A spiralling interventionist approach, in the context of an evidence void, amounted to overmedicalising care for vulnerable young people. A too narrow focus on gender dysphoria, says Cass, neglected other presenting features and failed to provide a holistic model of care. Gender care became superspecialised when a more general, multidisciplinary approach was required. In a broader sense, this failure is indicative of a societal failure in child and adolescent health (doi:10.1136/bmj.q802 doi:10.1136/bmj-2022-073448).89 The review’s recommendations, which include confining prescription of puberty blockers and hormonal treatments to a research setting (doi:10.1136/bmj.q660), now place the NHS firmly in line with emerging practice internationally, such as in Scandinavia (doi:10.1136/bmj.p553).1011

Cass proposes a future model of regional multidisciplinary centres that provide better access and, importantly, standardised care for gender dysphoria, including a smoother transition between adolescent and adult services. Staff will need training. All children and young people embarking on a care pathway will be included in research to begin to rectify the problems with the evidence base, with long term outcomes being an important area of focus. An already stretched workforce will need to extend itself further (doi:10.1136/bmj.q795 doi:10.1136/bmj-2024-079474).1213 In the meantime, some children and young people will turn to the private sector or online providers to meet their needs.
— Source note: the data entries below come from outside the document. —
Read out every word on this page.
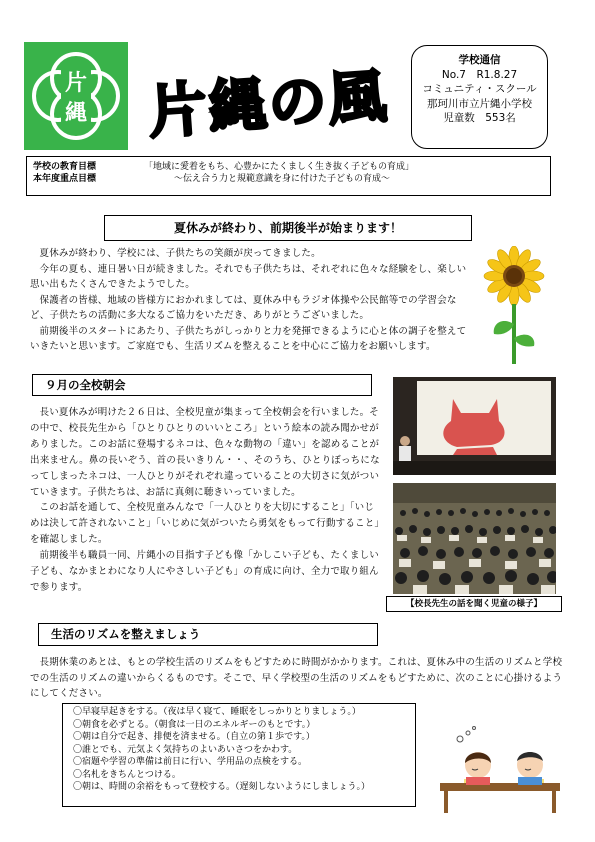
片
縄 片縄の風
学校通信
No.7　R1.8.27
コミュニティ・スクール
那珂川市立片縄小学校
児童数　553名
学校の教育目標	「地域に愛着をもち、心豊かにたくましく生き抜く子どもの育成」
本年度重点目標	〜伝え合う力と規範意識を身に付けた子どもの育成〜
夏休みが終わり、前期後半が始まります！

夏休みが終わり、学校には、子供たちの笑顔が戻ってきました。

今年の夏も、連日暑い日が続きました。それでも子供たちは、それぞれに色々な経験をし、楽しい思い出もたくさんできたようでした。

保護者の皆様、地域の皆様方におかれましては、夏休み中もラジオ体操や公民館等での学習会など、子供たちの活動に多大なるご協力をいただき、ありがとうございました。

前期後半のスタートにあたり、子供たちがしっかりと力を発揮できるように心と体の調子を整えていきたいと思います。ご家庭でも、生活リズムを整えることを中心にご協力をお願いします。

９月の全校朝会

長い夏休みが明けた２６日は、全校児童が集まって全校朝会を行いました。その中で、校長先生から「ひとりひとりのいいところ」という絵本の読み聞かせがありました。このお話に登場するネコは、色々な動物の「違い」を認めることが出来ません。鼻の長いぞう、首の長いきりん・・、そのうち、ひとりぼっちになってしまったネコは、一人ひとりがそれぞれ違っていることの大切さに気がついていきます。子供たちは、お話に真剣に聴きいっていました。

このお話を通して、全校児童みんなで「一人ひとりを大切にすること」「いじめは決して許されないこと」「いじめに気がついたら勇気をもって行動すること」を確認しました。

前期後半も職員一同、片縄小の目指す子ども像「かしこい子ども、たくましい子ども、なかまとわになり人にやさしい子ども」の育成に向け、全力で取り組んで参ります。

【校長先生の話を聞く児童の様子】
生活のリズムを整えましょう

長期休業のあとは、もとの学校生活のリズムをもどすために時間がかかります。これは、夏休み中の生活のリズムと学校での生活のリズムの違いからくるものです。そこで、早く学校型の生活のリズムをもどすために、次のことに心掛けるようにしてください。

〇早寝早起きをする。（夜は早く寝て、睡眠をしっかりとりましょう。）
〇朝食を必ずとる。（朝食は一日のエネルギーのもとです。）
〇朝は自分で起き、排便を済ませる。（自立の第１歩です。）
〇誰とでも、元気よく気持ちのよいあいさつをかわす。
〇宿題や学習の準備は前日に行い、学用品の点検をする。
〇名札をきちんとつける。
〇朝は、時間の余裕をもって登校する。（遅刻しないようにしましょう。）
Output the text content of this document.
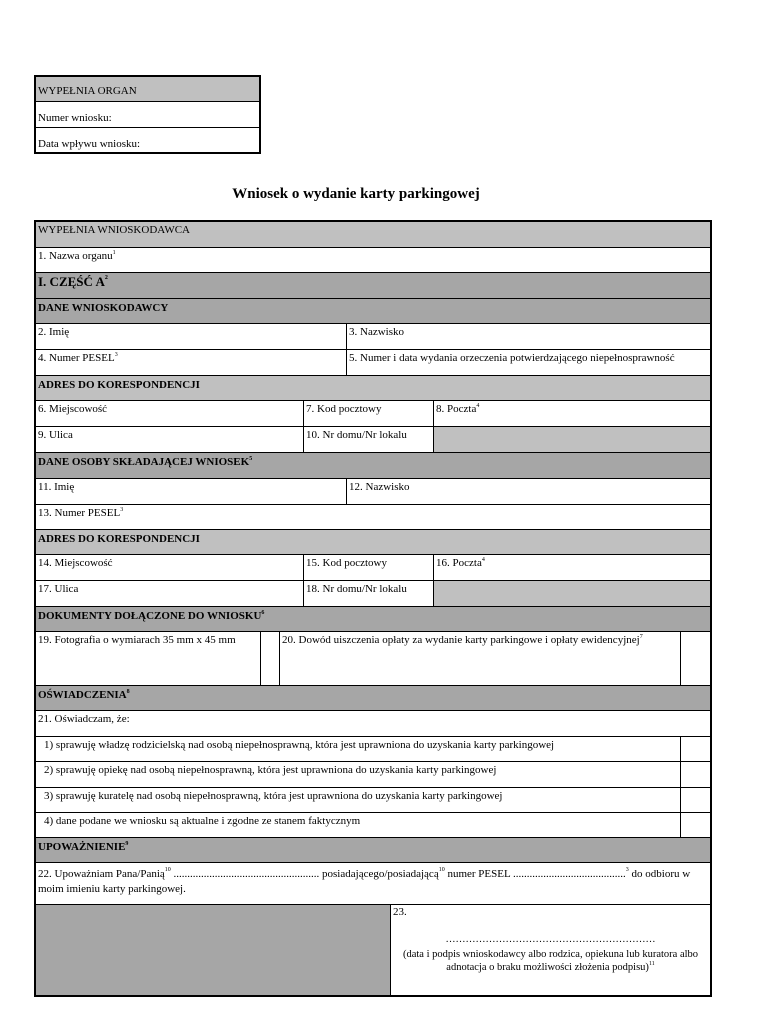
WYPEŁNIA ORGAN
Numer wniosku:
Data wpływu wniosku:
Wniosek o wydanie karty parkingowej
WYPEŁNIA WNIOSKODAWCA
1. Nazwa organu$^1$
I. CZĘŚĆ $A^2$
DANE WNIOSKODAWCY
2. Imię	3. Nazwisko
4. Numer PESEL$^3$	5. Numer i data wydania orzeczenia potwierdzającego niepełnosprawność
ADRES DO KORESPONDENCJI
6. Miejscowość	7. Kod pocztowy	8. Poczta$^4$
9. Ulica	10. Nr domu/Nr lokalu
DANE OSOBY SKŁADAJĄCEJ WNIOSEK$^5$
11. Imię	12. Nazwisko
13. Numer PESEL$^3$
ADRES DO KORESPONDENCJI
14. Miejscowość	15. Kod pocztowy	16. Poczta$^4$
17. Ulica	18. Nr domu/Nr lokalu
DOKUMENTY DOŁĄCZONE DO WNIOSKU$^6$
19. Fotografia o wymiarach 35 mm x 45 mm	20. Dowód uiszczenia opłaty za wydanie karty parkingowe i opłaty ewidencyjnej$^7$
OŚWIADCZENIA$^8$
21. Oświadczam, że:
1) sprawuję władzę rodzicielską nad osobą niepełnosprawną, która jest uprawniona do uzyskania karty parkingowej
2) sprawuję opiekę nad osobą niepełnosprawną, która jest uprawniona do uzyskania karty parkingowej
3) sprawuję kuratelę nad osobą niepełnosprawną, która jest uprawniona do uzyskania karty parkingowej
4) dane podane we wniosku są aktualne i zgodne ze stanem faktycznym
UPOWAŻNIENIE$^9$
22. Upoważniam Pana/Panią$^{10}$ ..................................................... posiadającego/posiadającą$^{10}$ numer PESEL .........................................$^3$ do odbioru w moim imieniu karty parkingowej.
23.
………………………………………………………
(data i podpis wnioskodawcy albo rodzica, opiekuna lub kuratora albo adnotacja o braku możliwości złożenia podpisu)$^{11}$
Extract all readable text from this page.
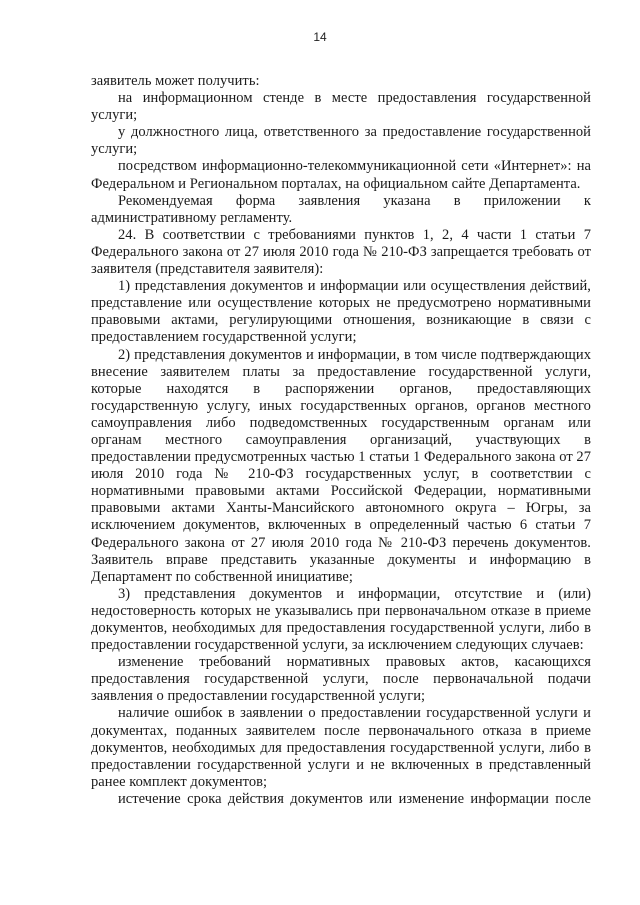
14

заявитель может получить:

на информационном стенде в месте предоставления государственной услуги;

у должностного лица, ответственного за предоставление государственной услуги;

посредством информационно-телекоммуникационной сети «Интернет»: на Федеральном и Региональном порталах, на официальном сайте Департамента.

Рекомендуемая форма заявления указана в приложении к административному регламенту.

24. В соответствии с требованиями пунктов 1, 2, 4 части 1 статьи 7 Федерального закона от 27 июля 2010 года № 210-ФЗ запрещается требовать от заявителя (представителя заявителя):

1) представления документов и информации или осуществления действий, представление или осуществление которых не предусмотрено нормативными правовыми актами, регулирующими отношения, возникающие в связи с предоставлением государственной услуги;

2) представления документов и информации, в том числе подтверждающих внесение заявителем платы за предоставление государственной услуги, которые находятся в распоряжении органов, предоставляющих государственную услугу, иных государственных органов, органов местного самоуправления либо подведомственных государственным органам или органам местного самоуправления организаций, участвующих в предоставлении предусмотренных частью 1 статьи 1 Федерального закона от 27 июля 2010 года № 210-ФЗ государственных услуг, в соответствии с нормативными правовыми актами Российской Федерации, нормативными правовыми актами Ханты-Мансийского автономного округа – Югры, за исключением документов, включенных в определенный частью 6 статьи 7 Федерального закона от 27 июля 2010 года № 210-ФЗ перечень документов. Заявитель вправе представить указанные документы и информацию в Департамент по собственной инициативе;

3) представления документов и информации, отсутствие и (или) недостоверность которых не указывались при первоначальном отказе в приеме документов, необходимых для предоставления государственной услуги, либо в предоставлении государственной услуги, за исключением следующих случаев:

изменение требований нормативных правовых актов, касающихся предоставления государственной услуги, после первоначальной подачи заявления о предоставлении государственной услуги;

наличие ошибок в заявлении о предоставлении государственной услуги и документах, поданных заявителем после первоначального отказа в приеме документов, необходимых для предоставления государственной услуги, либо в предоставлении государственной услуги и не включенных в представленный ранее комплект документов;

истечение срока действия документов или изменение информации после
The dangers in this moment of service transition are apparent.

But it’s also a moment of opportunity. Families, carers, advocates, and clinicians—acting in the best interests of children and adolescents—face a clear choice whether to allow the Cass review to deepen division or use it as a driver of better care. The message from the evidence reviews in Archives of Disease in Childhood is as unequivocal as it could be. Cass’s review is independent and listened to people with lived experience. Without doubt, the advocacy and clinical practice for medical treatment of gender dysphoria had moved ahead of the evidence—a recipe for harm.

People who are gender non-conforming experience stigmatisation, marginalisation, and harassment in every society. They are vulnerable, particularly during childhood and adolescence. The best way to support them, however, is not with advocacy and activism based on substandard evidence. The Cass review is an opportunity to pause, recalibrate, and place evidence informed care at the heart of gender medicine. It is an opportunity not to be missed for the sake of the health of children and young people. It is an opportunity for unity.